Est-il encore nécessaire de rappeler les anciens faits d’arme de Wolf Alice ? Pas vraiment non. Le quatuor indie rock britannique mené par la charismatique Ellie Rowsell a dominé le game avec leurs deux premiers albums qui leur ont valu une récompense au Mercury Prize donc, qui le peut ? Les voici donc de retour avec leur successeur intitulé Blue Weekend.

C’est en compagnie de Markus Dravs à la production que Wolf Alice décide de frapper fort une troisième fois avec leur formule gagnante. Blue Weekend débute avec un « The Beach » étonnamment éthéré prenant des élans un brin progressif au fur et à mesure tout comme « Delicious Things » qui emboîte le pas et surprend pour ses arrangements acoustiques et aux cordes frémissantes. Lorsque l’on écoute d’autres ritournelles telles que « Feeling Myself » et « No Hard Feelings », une question subsiste: Wolf Alice se serait-il définitivement adouci ?

Encore une fois, on a parlé trop vite car la bande à Ellie Rowsell n’a abandonné son son à mi-chemin entre grunge et shoegze qui aura fait leur renommée. On en veut pour preuve des brûlots efficaces tels que « Lipstick On The Grass », « Smile » ou bien encore la perle explosive du disque qui est l’enragé « Play The Greatest Hits » où la chanteuse et guitariste s’en donne à coeur joie comme au bon vieux temps. Ces moments électriques arrivent à cohabiter avec la large palette musicale qu’a entrepris le quatuor avec des passages pop que sont « Safe From Heartbreak (If You Never Fall In Love) » ainsi que « The Last Man On Earth » qui sont irrésistibles.
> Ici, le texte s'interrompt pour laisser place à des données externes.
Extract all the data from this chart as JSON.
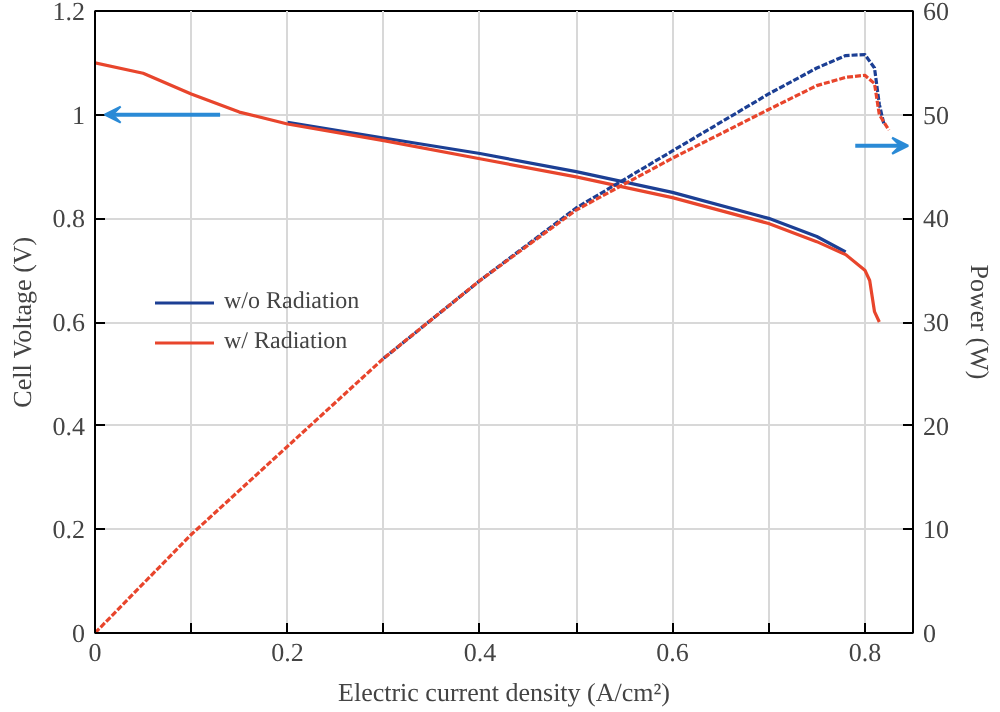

S’achevant avec la seconde partie de « The Beach » synthétisant avec réussite le tableau de ce nouvel album, Wolf Alice n’a donc pas peur d’afficher ses grandes ambitions. Mêlant indie rock, grunge, shoegaze, synthpop et pop romantique et dense, le quatuor livre ici son disque le plus éclectique avec comme fil conducteur des élans progressifs méritant son lot d’attention. A nouveau du grand art avec eux.